New participatory budget meeting trial was a success
Argyll and Bute Health and Wellbeing Network held an open participatory budget meeting on Friday September 14 to decide who should get a share of the £5,000 pot.
Grants of up to £2,000 were applied for to support health and well-being activities in communities.
In a new twist, speakers for various organisations gave their case for why they should get a share of the budget, with the rest of the room using their vote to make the final decision.
Antonia Baird spoke for the Argyll Pharmacy, asking for quality pedometers to rent out, encouraging people to walk more and see how far they’ve come.

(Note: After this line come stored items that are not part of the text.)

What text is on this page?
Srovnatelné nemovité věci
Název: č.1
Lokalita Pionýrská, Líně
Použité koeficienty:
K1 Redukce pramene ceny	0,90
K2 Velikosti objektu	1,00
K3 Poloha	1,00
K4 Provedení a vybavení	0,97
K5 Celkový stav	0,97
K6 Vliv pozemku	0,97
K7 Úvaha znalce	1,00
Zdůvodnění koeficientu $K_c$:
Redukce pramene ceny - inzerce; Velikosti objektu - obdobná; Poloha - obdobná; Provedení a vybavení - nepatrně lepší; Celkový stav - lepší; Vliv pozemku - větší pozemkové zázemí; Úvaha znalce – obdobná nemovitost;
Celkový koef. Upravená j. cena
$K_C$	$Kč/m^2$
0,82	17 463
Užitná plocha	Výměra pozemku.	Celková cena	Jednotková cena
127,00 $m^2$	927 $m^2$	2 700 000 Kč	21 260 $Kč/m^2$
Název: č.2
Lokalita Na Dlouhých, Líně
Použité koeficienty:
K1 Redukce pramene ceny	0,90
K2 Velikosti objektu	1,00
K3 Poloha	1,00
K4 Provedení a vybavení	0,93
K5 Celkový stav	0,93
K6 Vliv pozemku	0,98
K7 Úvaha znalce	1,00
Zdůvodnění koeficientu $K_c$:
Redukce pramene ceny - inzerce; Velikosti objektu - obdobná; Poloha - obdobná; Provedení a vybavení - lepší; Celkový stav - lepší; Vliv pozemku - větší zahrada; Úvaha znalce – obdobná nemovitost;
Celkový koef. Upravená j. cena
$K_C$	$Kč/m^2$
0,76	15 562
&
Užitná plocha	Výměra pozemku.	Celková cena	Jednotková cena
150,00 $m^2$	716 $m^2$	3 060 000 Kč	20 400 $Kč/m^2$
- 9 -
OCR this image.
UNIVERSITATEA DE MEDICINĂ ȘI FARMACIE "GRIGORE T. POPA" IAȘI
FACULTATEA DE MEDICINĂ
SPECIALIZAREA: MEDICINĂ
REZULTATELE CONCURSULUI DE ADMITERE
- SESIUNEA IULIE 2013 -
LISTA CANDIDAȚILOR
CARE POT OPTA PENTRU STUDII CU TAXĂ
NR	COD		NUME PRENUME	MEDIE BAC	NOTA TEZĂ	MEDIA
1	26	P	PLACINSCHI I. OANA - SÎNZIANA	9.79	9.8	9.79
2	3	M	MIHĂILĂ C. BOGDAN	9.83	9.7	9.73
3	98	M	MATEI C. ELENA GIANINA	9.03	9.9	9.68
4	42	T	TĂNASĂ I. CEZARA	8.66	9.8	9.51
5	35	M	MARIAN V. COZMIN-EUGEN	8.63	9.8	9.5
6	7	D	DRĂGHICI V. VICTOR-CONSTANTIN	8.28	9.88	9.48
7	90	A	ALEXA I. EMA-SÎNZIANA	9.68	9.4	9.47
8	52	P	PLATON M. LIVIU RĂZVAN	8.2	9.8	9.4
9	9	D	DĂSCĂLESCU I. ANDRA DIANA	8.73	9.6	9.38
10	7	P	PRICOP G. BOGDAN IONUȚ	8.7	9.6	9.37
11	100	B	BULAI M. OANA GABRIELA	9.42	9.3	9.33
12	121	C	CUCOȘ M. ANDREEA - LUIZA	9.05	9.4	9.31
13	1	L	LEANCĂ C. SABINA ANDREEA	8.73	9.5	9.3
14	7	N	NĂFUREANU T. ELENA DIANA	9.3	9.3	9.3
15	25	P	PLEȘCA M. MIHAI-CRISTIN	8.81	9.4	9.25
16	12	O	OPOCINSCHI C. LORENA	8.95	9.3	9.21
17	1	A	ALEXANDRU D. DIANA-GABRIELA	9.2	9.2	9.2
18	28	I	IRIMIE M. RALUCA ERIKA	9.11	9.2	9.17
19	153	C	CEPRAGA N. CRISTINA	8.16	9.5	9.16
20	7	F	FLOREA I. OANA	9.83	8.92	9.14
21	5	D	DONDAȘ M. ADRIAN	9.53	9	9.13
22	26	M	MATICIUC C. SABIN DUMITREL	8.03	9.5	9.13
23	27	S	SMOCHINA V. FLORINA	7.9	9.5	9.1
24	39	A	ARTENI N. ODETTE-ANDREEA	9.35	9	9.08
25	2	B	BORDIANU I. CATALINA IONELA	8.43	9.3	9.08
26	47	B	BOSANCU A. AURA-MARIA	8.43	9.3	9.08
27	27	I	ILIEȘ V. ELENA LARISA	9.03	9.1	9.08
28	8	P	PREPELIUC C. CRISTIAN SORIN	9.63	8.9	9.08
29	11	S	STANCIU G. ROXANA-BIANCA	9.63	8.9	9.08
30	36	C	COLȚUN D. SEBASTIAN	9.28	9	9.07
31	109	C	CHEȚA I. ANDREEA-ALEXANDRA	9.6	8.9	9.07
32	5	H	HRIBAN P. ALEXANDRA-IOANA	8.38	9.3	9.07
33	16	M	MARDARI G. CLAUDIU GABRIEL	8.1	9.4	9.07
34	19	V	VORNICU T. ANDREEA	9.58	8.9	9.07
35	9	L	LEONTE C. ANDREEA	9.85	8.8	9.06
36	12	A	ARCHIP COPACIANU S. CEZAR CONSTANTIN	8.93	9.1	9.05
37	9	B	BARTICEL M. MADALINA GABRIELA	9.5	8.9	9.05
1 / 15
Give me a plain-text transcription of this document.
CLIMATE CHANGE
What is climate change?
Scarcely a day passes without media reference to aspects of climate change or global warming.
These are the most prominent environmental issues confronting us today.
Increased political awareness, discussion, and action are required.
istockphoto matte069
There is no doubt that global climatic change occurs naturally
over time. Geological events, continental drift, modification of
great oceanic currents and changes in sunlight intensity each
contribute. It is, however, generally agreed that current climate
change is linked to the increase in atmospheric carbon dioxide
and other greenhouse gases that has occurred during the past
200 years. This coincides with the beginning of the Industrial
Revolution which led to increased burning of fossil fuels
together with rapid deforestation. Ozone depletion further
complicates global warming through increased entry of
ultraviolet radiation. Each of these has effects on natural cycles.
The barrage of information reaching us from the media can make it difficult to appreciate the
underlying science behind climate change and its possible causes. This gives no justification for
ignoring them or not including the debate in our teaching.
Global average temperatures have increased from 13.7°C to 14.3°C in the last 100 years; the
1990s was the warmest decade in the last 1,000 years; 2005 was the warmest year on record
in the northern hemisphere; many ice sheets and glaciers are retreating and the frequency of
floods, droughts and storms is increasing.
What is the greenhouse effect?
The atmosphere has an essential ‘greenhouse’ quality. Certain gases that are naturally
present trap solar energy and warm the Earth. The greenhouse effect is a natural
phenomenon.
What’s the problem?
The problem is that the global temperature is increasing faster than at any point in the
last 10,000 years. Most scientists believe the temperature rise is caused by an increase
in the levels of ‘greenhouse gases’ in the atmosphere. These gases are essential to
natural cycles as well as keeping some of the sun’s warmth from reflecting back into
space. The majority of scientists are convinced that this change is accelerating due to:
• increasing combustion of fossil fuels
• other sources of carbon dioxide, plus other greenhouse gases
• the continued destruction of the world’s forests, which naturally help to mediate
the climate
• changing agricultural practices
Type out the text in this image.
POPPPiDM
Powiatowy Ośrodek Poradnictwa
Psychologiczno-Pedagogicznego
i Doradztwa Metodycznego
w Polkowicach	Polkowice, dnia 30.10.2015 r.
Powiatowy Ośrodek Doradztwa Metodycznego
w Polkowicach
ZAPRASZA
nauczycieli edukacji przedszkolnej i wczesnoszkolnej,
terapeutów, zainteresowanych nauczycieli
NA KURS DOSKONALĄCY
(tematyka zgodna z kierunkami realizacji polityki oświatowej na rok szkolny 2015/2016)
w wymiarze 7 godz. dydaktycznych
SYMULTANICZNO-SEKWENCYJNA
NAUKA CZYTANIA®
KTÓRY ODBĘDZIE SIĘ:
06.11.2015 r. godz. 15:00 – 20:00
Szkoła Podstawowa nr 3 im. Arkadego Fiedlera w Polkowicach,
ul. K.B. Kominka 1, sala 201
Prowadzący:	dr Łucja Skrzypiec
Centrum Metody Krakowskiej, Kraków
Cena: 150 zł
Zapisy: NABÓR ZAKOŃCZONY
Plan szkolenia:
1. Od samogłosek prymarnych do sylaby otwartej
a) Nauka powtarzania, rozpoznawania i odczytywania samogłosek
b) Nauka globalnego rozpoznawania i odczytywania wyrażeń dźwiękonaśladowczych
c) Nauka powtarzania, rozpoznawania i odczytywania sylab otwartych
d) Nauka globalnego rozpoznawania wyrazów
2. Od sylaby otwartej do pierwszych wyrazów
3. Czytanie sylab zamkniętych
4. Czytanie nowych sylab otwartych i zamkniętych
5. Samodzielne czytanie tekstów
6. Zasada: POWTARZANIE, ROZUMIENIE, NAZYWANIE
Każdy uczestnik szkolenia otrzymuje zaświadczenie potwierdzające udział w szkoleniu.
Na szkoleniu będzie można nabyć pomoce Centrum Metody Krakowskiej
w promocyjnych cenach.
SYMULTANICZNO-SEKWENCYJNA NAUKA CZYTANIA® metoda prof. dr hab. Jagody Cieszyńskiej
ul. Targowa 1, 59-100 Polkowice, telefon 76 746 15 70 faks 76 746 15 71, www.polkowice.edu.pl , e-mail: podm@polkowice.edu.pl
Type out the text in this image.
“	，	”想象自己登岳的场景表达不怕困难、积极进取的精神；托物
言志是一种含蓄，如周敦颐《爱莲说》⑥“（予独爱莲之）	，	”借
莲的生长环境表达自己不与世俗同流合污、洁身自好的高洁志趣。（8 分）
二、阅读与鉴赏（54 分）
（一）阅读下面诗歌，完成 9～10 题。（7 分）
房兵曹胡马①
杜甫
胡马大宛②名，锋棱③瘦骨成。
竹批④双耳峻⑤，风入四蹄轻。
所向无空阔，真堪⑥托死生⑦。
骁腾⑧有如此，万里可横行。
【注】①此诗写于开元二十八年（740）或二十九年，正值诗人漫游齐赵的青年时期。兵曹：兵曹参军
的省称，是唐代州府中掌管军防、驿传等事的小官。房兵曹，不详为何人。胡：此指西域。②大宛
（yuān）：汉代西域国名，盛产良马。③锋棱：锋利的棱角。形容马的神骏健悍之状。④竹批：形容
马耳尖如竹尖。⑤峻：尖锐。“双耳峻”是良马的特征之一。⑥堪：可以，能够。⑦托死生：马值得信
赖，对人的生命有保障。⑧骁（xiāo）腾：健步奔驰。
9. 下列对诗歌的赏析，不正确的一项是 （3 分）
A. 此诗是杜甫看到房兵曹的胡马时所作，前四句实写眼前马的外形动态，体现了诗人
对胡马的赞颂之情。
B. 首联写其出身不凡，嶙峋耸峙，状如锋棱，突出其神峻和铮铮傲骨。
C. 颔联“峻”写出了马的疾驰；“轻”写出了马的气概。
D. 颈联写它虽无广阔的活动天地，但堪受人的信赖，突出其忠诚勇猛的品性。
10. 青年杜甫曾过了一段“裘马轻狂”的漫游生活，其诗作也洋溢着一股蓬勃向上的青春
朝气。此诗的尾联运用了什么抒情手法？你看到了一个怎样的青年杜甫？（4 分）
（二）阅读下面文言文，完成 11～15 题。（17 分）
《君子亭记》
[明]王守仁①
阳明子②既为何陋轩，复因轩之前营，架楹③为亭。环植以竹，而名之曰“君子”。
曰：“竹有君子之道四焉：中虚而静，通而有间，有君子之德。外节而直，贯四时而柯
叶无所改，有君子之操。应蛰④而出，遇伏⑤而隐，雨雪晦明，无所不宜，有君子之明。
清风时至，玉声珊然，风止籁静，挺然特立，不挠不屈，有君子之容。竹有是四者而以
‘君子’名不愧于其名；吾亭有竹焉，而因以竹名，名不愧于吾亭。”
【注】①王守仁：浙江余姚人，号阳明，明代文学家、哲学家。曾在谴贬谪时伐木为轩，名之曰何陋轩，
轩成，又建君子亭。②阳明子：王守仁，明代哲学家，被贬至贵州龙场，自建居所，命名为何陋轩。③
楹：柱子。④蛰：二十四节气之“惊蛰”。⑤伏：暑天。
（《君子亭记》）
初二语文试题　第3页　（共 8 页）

Colin Ferguson asked for £1,000 for Head’s Up to gain exercise classes and equipment so that it can expand beyond mental health support into physical health, aiding mental health in the process.
The Dochas Centre’s Doris Linstead and Craig Butler laid out all the mental and physical benefits of karaoke, including physicality of dancing, the mental benefits of singing and the community spirit of singing in a group, in order to gain £900.
David Smart, leader for the 19th Argyll Scouts asked for £1,000 to take all the Scouts to Lochgoilhead Outdoor Centre, free of charge.
Raymond Deans asked for £400 for the NHS Chaplaincy to start exercise classes in the Succoth ward to keep patients’ mood and health good.
David Hewitt and Ros Duthie danced their way to £700 for tango lessons at the MS Centre.
Alison McGrory hands out a certificate to Raymond Deans for NHS Chaplaincy.
Head’s Up Mid Argyll was given £1,000 for exercise equipment.
Claire Cameron, David Hewitt, Karen McCurry and Ros Duthie accepted the cheque for the MS Centre.
Dochas Centre’s Doris Linstead, Catherine Paterson, and Craig Butler.